B2B modular solutions

Tigerobo made a tactical switch while selling its flagship product, Tigerobo Search, which was meant to help business clients increase efficiency but was attracting more non-business, individual customers. 

“We soon found out that professional institutions, like securities companies, had already been using professional software to monitor the market, for example, Wind Financial Terminal. It was not easy to convince them to switch to another tool,” said Liang.

Nevertheless, Tigerobo continues to prioritize B2B customers, where most of its revenue comes from. According to Chen, it is natural for an AI company to start with serving business client and then shift its focus to individual users. 

Tigerobo now sells modular solutions to its business clients based on the tech used to create Tigerobo Search. These solutions can be incorporated into portals or information applications of clients to provide smart search service, algorithm support, intelligent chatbot and public opinion monitoring service. A securities company saw a 60% increase in traffic after integrating Tigerobo’s B2B solutions into its own portal.

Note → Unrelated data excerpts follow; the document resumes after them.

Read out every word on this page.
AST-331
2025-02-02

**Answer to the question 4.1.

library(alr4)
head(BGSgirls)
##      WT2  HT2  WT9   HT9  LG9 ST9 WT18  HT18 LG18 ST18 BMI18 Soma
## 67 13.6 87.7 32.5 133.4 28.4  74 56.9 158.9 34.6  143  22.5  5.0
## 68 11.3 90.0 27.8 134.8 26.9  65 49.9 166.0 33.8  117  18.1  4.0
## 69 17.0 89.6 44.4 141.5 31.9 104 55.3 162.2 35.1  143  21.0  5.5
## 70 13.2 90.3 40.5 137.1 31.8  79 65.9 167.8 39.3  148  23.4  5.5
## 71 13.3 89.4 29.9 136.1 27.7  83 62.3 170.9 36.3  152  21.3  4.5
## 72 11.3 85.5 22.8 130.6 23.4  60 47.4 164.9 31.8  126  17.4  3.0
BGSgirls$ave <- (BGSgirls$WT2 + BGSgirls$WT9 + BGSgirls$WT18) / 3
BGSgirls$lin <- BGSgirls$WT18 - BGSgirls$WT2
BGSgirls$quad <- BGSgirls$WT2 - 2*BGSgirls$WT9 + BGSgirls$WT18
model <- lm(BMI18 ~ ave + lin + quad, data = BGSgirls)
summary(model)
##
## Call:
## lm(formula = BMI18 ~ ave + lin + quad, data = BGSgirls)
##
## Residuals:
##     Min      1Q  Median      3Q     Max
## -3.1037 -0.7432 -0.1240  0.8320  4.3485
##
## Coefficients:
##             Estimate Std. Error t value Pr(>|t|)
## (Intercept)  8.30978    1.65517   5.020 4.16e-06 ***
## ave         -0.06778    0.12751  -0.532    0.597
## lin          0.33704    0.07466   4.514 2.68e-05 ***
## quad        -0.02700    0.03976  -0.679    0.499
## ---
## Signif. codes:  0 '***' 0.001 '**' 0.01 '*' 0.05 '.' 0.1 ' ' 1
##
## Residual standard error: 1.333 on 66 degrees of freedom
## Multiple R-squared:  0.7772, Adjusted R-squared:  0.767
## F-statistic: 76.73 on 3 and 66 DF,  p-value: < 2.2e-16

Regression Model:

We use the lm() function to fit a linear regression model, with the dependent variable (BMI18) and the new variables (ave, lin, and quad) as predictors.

Meanwhile, the company’s clientele is expanding beyond the finance industry. Government departments as well as businesses in the energy and media sectors are also adopting Tigerobo’s products, with per customer transaction amounting to about the 7-digit RMB mark. “An energy company has used our solution to filter SMEs’ credit records for its financial business,” said Liang. 

In the short term, B2B is the company’s focus. “We are seeing a clear trend that companies from less-digitized industries are rushing to work with startups that can provide advanced technology to help them digitize,” said Chen.

“In the long run, our goal is to launch a wide range of information products targeting individual users. The experience of working with companies in various industries will help us make such products more powerful and disruptive.”

In August 2019, the company applied its NLP-based search technology to an intelligent chatbot that answers users’ questions on WeChat. The company plans to combine the chatbot with smart speakers next. 

“You can acquire knowledge and information just by talking to it [the chatbot] in plain language,” said Chen.